Happy End für Luna und Swistak

Langzeitinsassen: Im Tierheim Waldfrieden finden Hunde, Katzen, Klein- und mitunter sogar Wildtiere ein Domizil, weil sie ausgesetzt wurden oder nicht mehr dort bleiben können, wo sie gelebt haben. Manche von ihnen finden schnell ein neues Zuhause, manche nicht. Letztere stellen wir in loser Folge vor. Heute sind es zwei Mischlingshunde.

Stollberg.

Luna läuft an der Leine um Kai Zicker herum und schnüffelt neugierig auf dem Boden. Das war noch vor einiger Zeit undenkbar, sagt Zicker, der ehrenamtlich im Tierheim und im Vereinsvorstand aktiv ist. Er weiß noch, wie schwer die Arbeit anfangs mit der Hündin war. Furchtbar ängstlich sei sie gewesen, jedes Auto, jedes Steineknirschen habe Luna erschreckt. Dass sie im Beisein von Menschen entspannt herumschnüffelt ist ein Riesenfortschritt. Und es weist auf ein mögliches Happy End für den Tierheiminsassen hin. Denn Luna galt lange Zeit als menschenscheu und bis vor wenigen Monaten auch als nicht vermittelbar.

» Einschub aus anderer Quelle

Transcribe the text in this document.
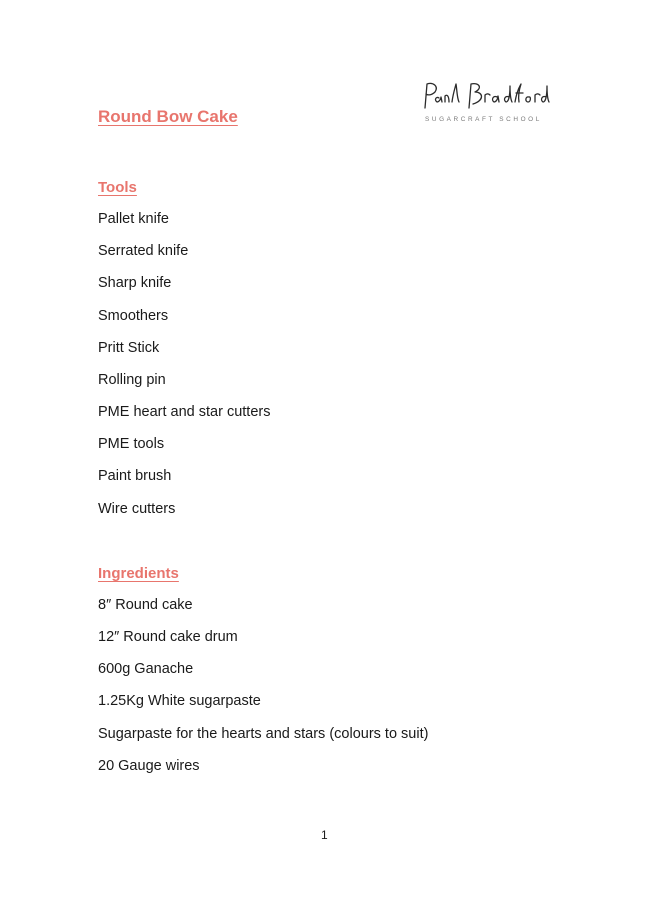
SUGARCRAFT SCHOOL
Round Bow Cake
Tools
Pallet knife
Serrated knife
Sharp knife
Smoothers
Pritt Stick
Rolling pin
PME heart and star cutters
PME tools
Paint brush
Wire cutters
Ingredients
8″ Round cake
12″ Round cake drum
600g Ganache
1.25Kg White sugarpaste
Sugarpaste for the hearts and stars (colours to suit)
20 Gauge wires
1
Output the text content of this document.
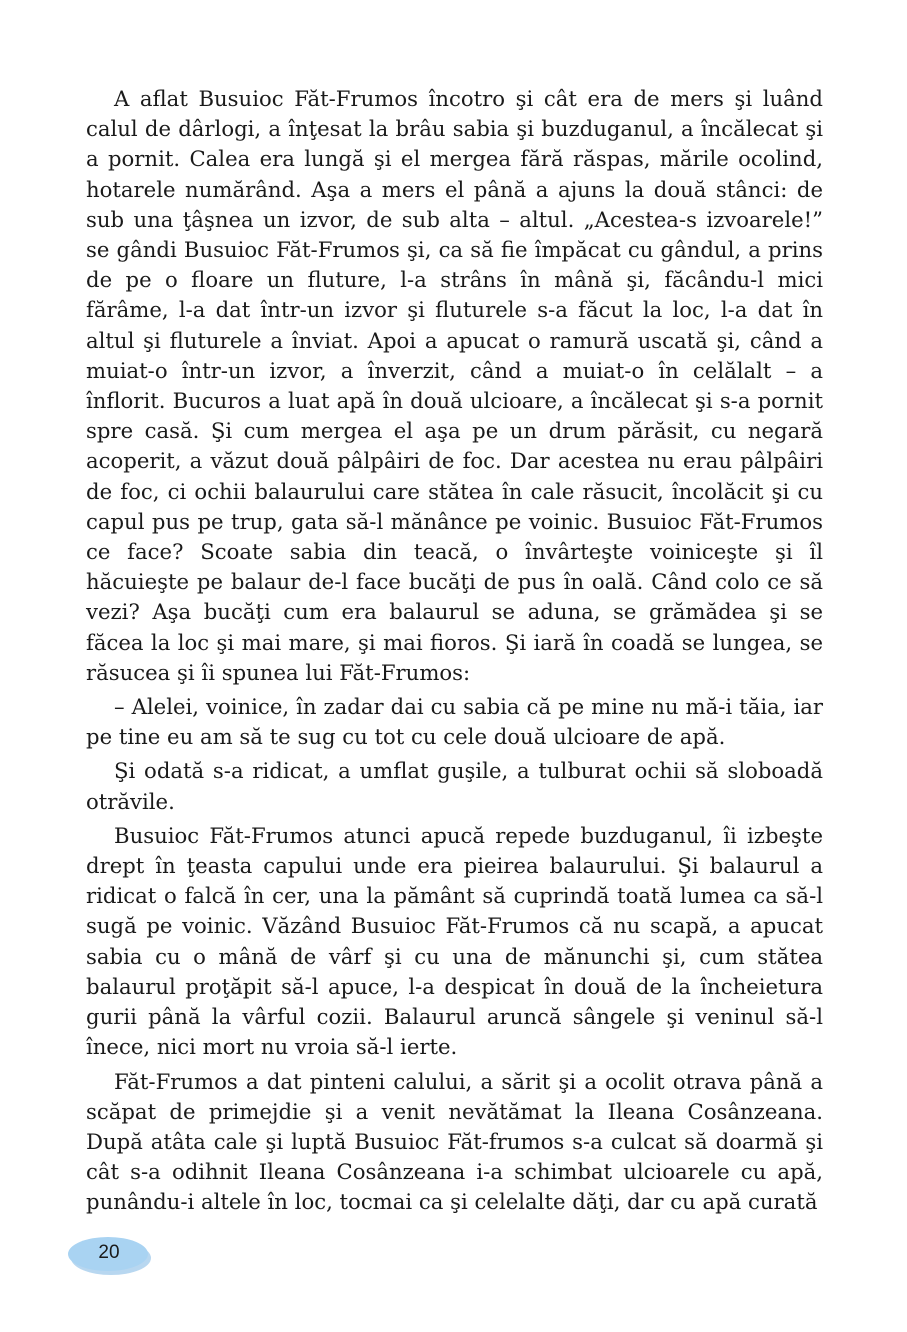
A aflat Busuioc Făt-Frumos încotro şi cât era de mers şi luând calul de dârlogi, a înţesat la brâu sabia şi buzduganul, a încălecat şi a pornit. Calea era lungă şi el mergea fără răspas, mările ocolind, hotarele numărând. Aşa a mers el până a ajuns la două stânci: de sub una ţâşnea un izvor, de sub alta – altul. „Acestea-s izvoarele!” se gândi Busuioc Făt-Frumos şi, ca să fie împăcat cu gândul, a prins de pe o floare un fluture, l-a strâns în mână şi, făcându-l mici fărâme, l-a dat într-un izvor şi fluturele s-a făcut la loc, l-a dat în altul şi fluturele a înviat. Apoi a apucat o ramură uscată şi, când a muiat-o într-un izvor, a înverzit, când a muiat-o în celălalt – a înflorit. Bucuros a luat apă în două ulcioare, a încălecat şi s-a pornit spre casă. Şi cum mergea el aşa pe un drum părăsit, cu negară acoperit, a văzut două pâlpâiri de foc. Dar acestea nu erau pâlpâiri de foc, ci ochii balaurului care stătea în cale răsucit, încolăcit şi cu capul pus pe trup, gata să-l mănânce pe voinic. Busuioc Făt-Frumos ce face? Scoate sabia din teacă, o învârteşte voiniceşte şi îl hăcuieşte pe balaur de-l face bucăţi de pus în oală. Când colo ce să vezi? Aşa bucăţi cum era balaurul se aduna, se grămădea şi se făcea la loc şi mai mare, şi mai fioros. Şi iară în coadă se lungea, se răsucea şi îi spunea lui Făt-Frumos:

– Alelei, voinice, în zadar dai cu sabia că pe mine nu mă-i tăia, iar pe tine eu am să te sug cu tot cu cele două ulcioare de apă.

Şi odată s-a ridicat, a umflat guşile, a tulburat ochii să sloboadă otrăvile.

Busuioc Făt-Frumos atunci apucă repede buzduganul, îi izbeşte drept în ţeasta capului unde era pieirea balaurului. Şi balaurul a ridicat o falcă în cer, una la pământ să cuprindă toată lumea ca să-l sugă pe voinic. Văzând Busuioc Făt-Frumos că nu scapă, a apucat sabia cu o mână de vârf şi cu una de mănunchi şi, cum stătea balaurul proţăpit să-l apuce, l-a despicat în două de la încheietura gurii până la vârful cozii. Balaurul aruncă sângele şi veninul să-l înece, nici mort nu vroia să-l ierte.

Făt-Frumos a dat pinteni calului, a sărit şi a ocolit otrava până a scăpat de primejdie şi a venit nevătămat la Ileana Cosânzeana. După atâta cale şi luptă Busuioc Făt-frumos s-a culcat să doarmă şi cât s-a odihnit Ileana Cosânzeana i-a schimbat ulcioarele cu apă, punându-i altele în loc, tocmai ca şi celelalte dăţi, dar cu apă curată

20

Wie Swistak, mit dem Luna Anfang 2013 aus Polen ins Stollberger Tierheim kam. "Sie wurden dort als Kettenhunde gehalten, der polnische Tierschutz hat uns um Hilfe gebeten und sie gebracht", erklärt Susann Scheibner, die Vorsitzende des Tierschutzvereins Stollberg und Umgebung, der Träger des Tierheims ist. Swistak, ein bunter Mix aus verschiedenen Rassen, wurde vermutlich 2008 geboren, der Collie-Mix Luna etwa 2007.

Weil beide Vierbeiner sehr wild und Menschen gegenüber ängstlich waren, bekamen sie einen extra Auslauf und ein kleines Hundehaus für sich. Tierheimmitarbeitern gegenüber seien die beiden durchaus auch mal neugierig gewesen, aber sie hatten keinerlei Vertrauen zu Fremden, sagt Susann Scheibner. Mit ihnen Gassi zu gehen sei beispielsweise unmöglich gewesen. Sie sah deshalb ein Problem auf das Tierheim zukommen, wenn die Hunde älter und auch mal krank werden. "Sie hätten ja keinen an sich rangelassen. Notwendige Impfungen waren nur übers Blasrohr möglich." Also wurde im Frühjahr beschlossen, die beiden Hunde zu trennen und an die Menschen zu gewöhnen. Luna sollte ein Zimmer im Hundehaus bekommen - mit eigenem Auslauf, weil ein Anleinen zu der Zeit noch unmöglich war. "Wir haben damals die Gunst der Stunde genutzt, dass sie wegen einer tierärztlichen Behandlung in Narkose war, und haben sie reingeholt", erzählt Scheibner. Vor wenigen Wochen wechselte Swistak auf gleiche Weise zunächst in einen kleineren Auslauf, vor einigen Tagen dann in ein Zimmer im Hundehaus mit Verbindung nach draußen. So könne man besser mit ihm arbeiten, sagt Scheibner.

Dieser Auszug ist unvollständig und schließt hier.